Reading Notes: Statistics 101 (Part 2)

Source: Andy Field
Correlational or cross-sectional research: observe what naturally goes on in the world without directly interfering with it.
- by either taking a snapshot of many variables at a single point in time, or
- by measuring variables repeatedly at different time points (known as longitudinal research).
== provides a very natural view of the question we’re researching because we are not influencing what happens and the measures of the variables should not be biased by the researcher being there (an important aspect of ecological validity).
== tells us nothing about the causal influence of variables.
- Variables are often measured simultaneously.
- The first problem with doing this is that it provides no information about the contiguity between different variables.
- The second problem with correlational evidence: the tertium quid (‘a third person or thing of indeterminate character’).
== E.g., a correlation has been found between having breast implants and suicide (Koot, Peeters, Granath, Grobbee, & Nyren, 2003).
== However, it is unlikely that having breast implants causes you to commit suicide – presumably, there is an external factor (or factors) that causes both; for example, low self-esteem might lead you to have breast implants and also attempt suicide.
== These extraneous factors are sometimes called confounding variables or confounds for short.

Experimental research: manipulate one variable to see its effect on another.
- Even when the cause–effect relationship is not explicitly stated, most research questions can be broken down into a proposed cause and a proposed outcome.
- Both the cause and the outcome are variables.
- The key to answering the research question is to uncover how the proposed cause and the proposed outcome relate to each other.

David Hume said that to infer cause and effect:
(1) cause and effect must occur close together in time (contiguity);
(2) the cause must occur before an effect does; and
(3) the effect should never occur without the presence of the cause.

- These conditions imply that causality can be inferred through corroborating evidence: cause is equated to high degrees of correlation between contiguous events.

- The shortcomings of Hume’s criteria led John Stuart Mill (1865) to add a further criterion: that all other explanations of the cause–effect relationship be ruled out.
== Mill proposed that, to rule out confounding variables, an effect should be present when the cause is present and that when the cause is absent the effect should be absent also.
== Mill’s ideas can be summed up by saying that the only way to infer causality is through comparison of two controlled situations: one in which the cause is present and one in which the cause is absent.

- This is what experimental methods strive to do: to provide a comparison of situations (usually called treatments or conditions) in which the proposed cause is present or absent.
- Example: the effect of motivators on learning about statistics.
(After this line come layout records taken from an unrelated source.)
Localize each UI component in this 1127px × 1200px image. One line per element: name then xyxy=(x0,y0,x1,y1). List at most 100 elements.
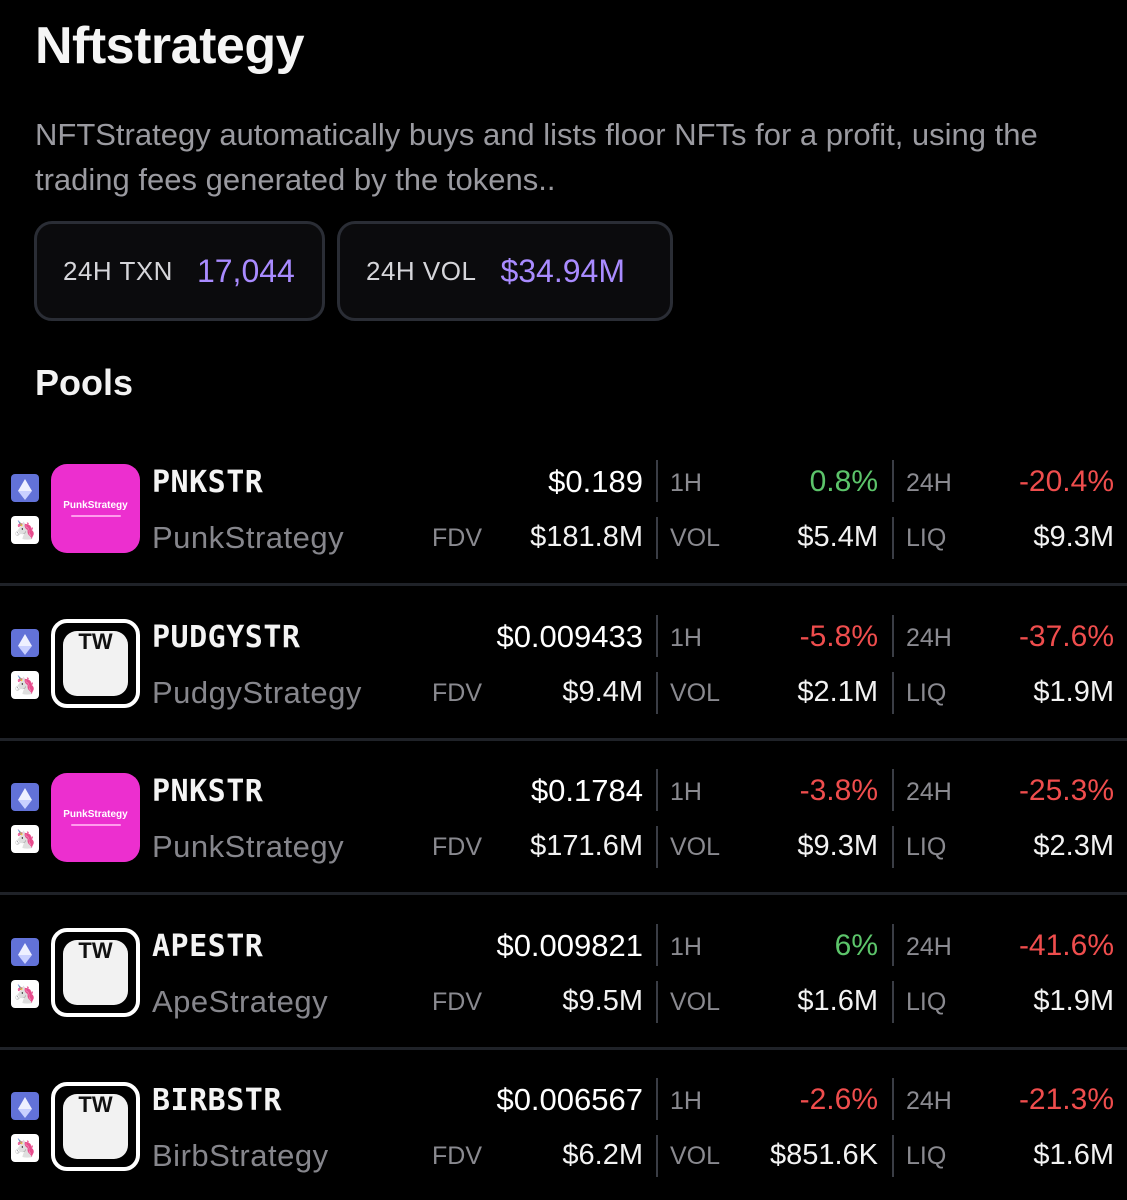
pool-liquidity: $1.6M xyxy=(1033,1139,1114,1171)
24h-label: 24H xyxy=(906,933,952,961)
pool-price: $0.1784 xyxy=(530,773,643,808)
pool-row[interactable]: 🦄 TW PUDGYSTR PudgyStrategy $0.009433 FD… xyxy=(0,588,1127,741)
divider xyxy=(656,517,658,559)
1h-label: 1H xyxy=(670,469,702,497)
pool-row[interactable]: 🦄 TW APESTR ApeStrategy $0.009821 FDV $9… xyxy=(0,897,1127,1050)
stat-value: 17,044 xyxy=(196,252,295,289)
ethereum-icon xyxy=(11,474,39,502)
change-1h: -2.6% xyxy=(799,1083,878,1116)
stat-value: $34.94M xyxy=(500,252,625,289)
pool-price: $0.189 xyxy=(548,464,643,499)
pool-symbol: PUDGYSTR xyxy=(152,620,301,655)
page-title: Nftstrategy xyxy=(35,17,305,75)
pool-fdv: $181.8M xyxy=(530,521,643,553)
pool-symbol: PNKSTR xyxy=(152,774,264,809)
change-1h: 0.8% xyxy=(809,465,878,498)
divider xyxy=(656,1078,658,1120)
ethereum-icon xyxy=(11,783,39,811)
divider xyxy=(892,517,894,559)
divider xyxy=(892,1135,894,1177)
stat-label: 24H TXN xyxy=(63,255,173,286)
fdv-label: FDV xyxy=(432,988,482,1016)
pool-symbol: APESTR xyxy=(152,929,264,964)
divider xyxy=(892,672,894,714)
uniswap-icon: 🦄 xyxy=(11,1134,39,1162)
vol-label: VOL xyxy=(670,679,721,707)
pool-liquidity: $1.9M xyxy=(1033,676,1114,708)
uniswap-icon: 🦄 xyxy=(11,516,39,544)
row-divider xyxy=(0,738,1127,741)
pool-name: ApeStrategy xyxy=(152,984,329,1019)
liq-label: LIQ xyxy=(906,988,947,1016)
divider xyxy=(892,924,894,966)
logo-text: PunkStrategy xyxy=(63,500,128,511)
pool-row[interactable]: 🦄 PunkStrategy PNKSTR PunkStrategy $0.17… xyxy=(0,742,1127,895)
change-24h: -20.4% xyxy=(1018,465,1114,498)
change-24h: -37.6% xyxy=(1018,620,1114,653)
pool-name: PunkStrategy xyxy=(152,520,345,555)
vol-label: VOL xyxy=(670,988,721,1016)
divider xyxy=(656,826,658,868)
pool-volume: $1.6M xyxy=(797,985,878,1017)
24h-label: 24H xyxy=(906,624,952,652)
vol-label: VOL xyxy=(670,524,721,552)
divider xyxy=(892,826,894,868)
ethereum-icon xyxy=(11,629,39,657)
divider xyxy=(892,1078,894,1120)
pool-name: PunkStrategy xyxy=(152,829,345,864)
row-divider xyxy=(0,583,1127,586)
pool-volume: $9.3M xyxy=(797,830,878,862)
fdv-label: FDV xyxy=(432,679,482,707)
1h-label: 1H xyxy=(670,933,702,961)
divider xyxy=(656,615,658,657)
divider xyxy=(656,981,658,1023)
section-title-pools: Pools xyxy=(35,362,134,403)
vol-label: VOL xyxy=(670,1142,721,1170)
pool-logo: TW xyxy=(51,928,140,1017)
pool-fdv: $9.4M xyxy=(562,676,643,708)
pool-volume: $851.6K xyxy=(769,1139,878,1171)
page-description: NFTStrategy automatically buys and lists… xyxy=(35,117,1038,197)
1h-label: 1H xyxy=(670,778,702,806)
ethereum-icon xyxy=(11,938,39,966)
pool-price: $0.009821 xyxy=(496,928,643,963)
ethereum-icon xyxy=(11,1092,39,1120)
liq-label: LIQ xyxy=(906,679,947,707)
uniswap-icon: 🦄 xyxy=(11,980,39,1008)
divider xyxy=(892,769,894,811)
pool-name: BirbStrategy xyxy=(152,1138,329,1173)
change-1h: -3.8% xyxy=(799,774,878,807)
fdv-label: FDV xyxy=(432,524,482,552)
pool-volume: $2.1M xyxy=(797,676,878,708)
vol-label: VOL xyxy=(670,833,721,861)
change-1h: 6% xyxy=(834,929,878,962)
pool-volume: $5.4M xyxy=(797,521,878,553)
pool-liquidity: $1.9M xyxy=(1033,985,1114,1017)
logo-text: TW xyxy=(78,1092,113,1117)
pool-name: PudgyStrategy xyxy=(152,675,362,710)
fdv-label: FDV xyxy=(432,833,482,861)
uniswap-icon: 🦄 xyxy=(11,825,39,853)
24h-label: 24H xyxy=(906,1087,952,1115)
pool-price: $0.009433 xyxy=(496,619,643,654)
change-1h: -5.8% xyxy=(799,620,878,653)
divider xyxy=(656,769,658,811)
pool-row[interactable]: 🦄 PunkStrategy PNKSTR PunkStrategy $0.18… xyxy=(0,433,1127,586)
liq-label: LIQ xyxy=(906,1142,947,1170)
pool-price: $0.006567 xyxy=(496,1082,643,1117)
fdv-label: FDV xyxy=(432,1142,482,1170)
pool-symbol: PNKSTR xyxy=(152,465,264,500)
divider xyxy=(656,1135,658,1177)
divider xyxy=(892,981,894,1023)
liq-label: LIQ xyxy=(906,833,947,861)
uniswap-icon: 🦄 xyxy=(11,671,39,699)
logo-text: TW xyxy=(78,629,113,654)
pool-row[interactable]: 🦄 TW BIRBSTR BirbStrategy $0.006567 FDV … xyxy=(0,1051,1127,1200)
pool-fdv: $171.6M xyxy=(530,830,643,862)
divider xyxy=(656,924,658,966)
change-24h: -21.3% xyxy=(1018,1083,1114,1116)
stat-label: 24H VOL xyxy=(366,255,477,286)
divider xyxy=(656,672,658,714)
change-24h: -41.6% xyxy=(1018,929,1114,962)
24h-label: 24H xyxy=(906,469,952,497)
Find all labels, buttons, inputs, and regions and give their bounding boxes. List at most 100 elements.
Randomly split some students into three different groups in which teaching styles vary in the seminars:
== Group 1 (positive reinforcement): praise participants
== Group 2 (punishment): give verbal punishment
== Group 3 (no motivator): give neither praise or punishment, i.e. give no feedback at all.

Manipulated variable or independent variable: the motivator (positive reinforcement, punishment or no motivator).
Interested outcome or dependent variable: statistical ability, to be measured via a statistics exam after the last seminar.
Assumption: the scores will depend upon the type of teaching method used (the independent variable).
Inclusion of the ‘no motivator’ group: proposed cause (motivator) is absent, and we can compare the outcome in this group against the two situations in which the proposed cause is present.

If the statistics scores are different in each of the motivation groups (cause is present) compared to the group for which no motivator was given (cause is absent) then this difference can be attributed to the type of motivator used.
In other words, the motivator used caused a difference in statistics scores.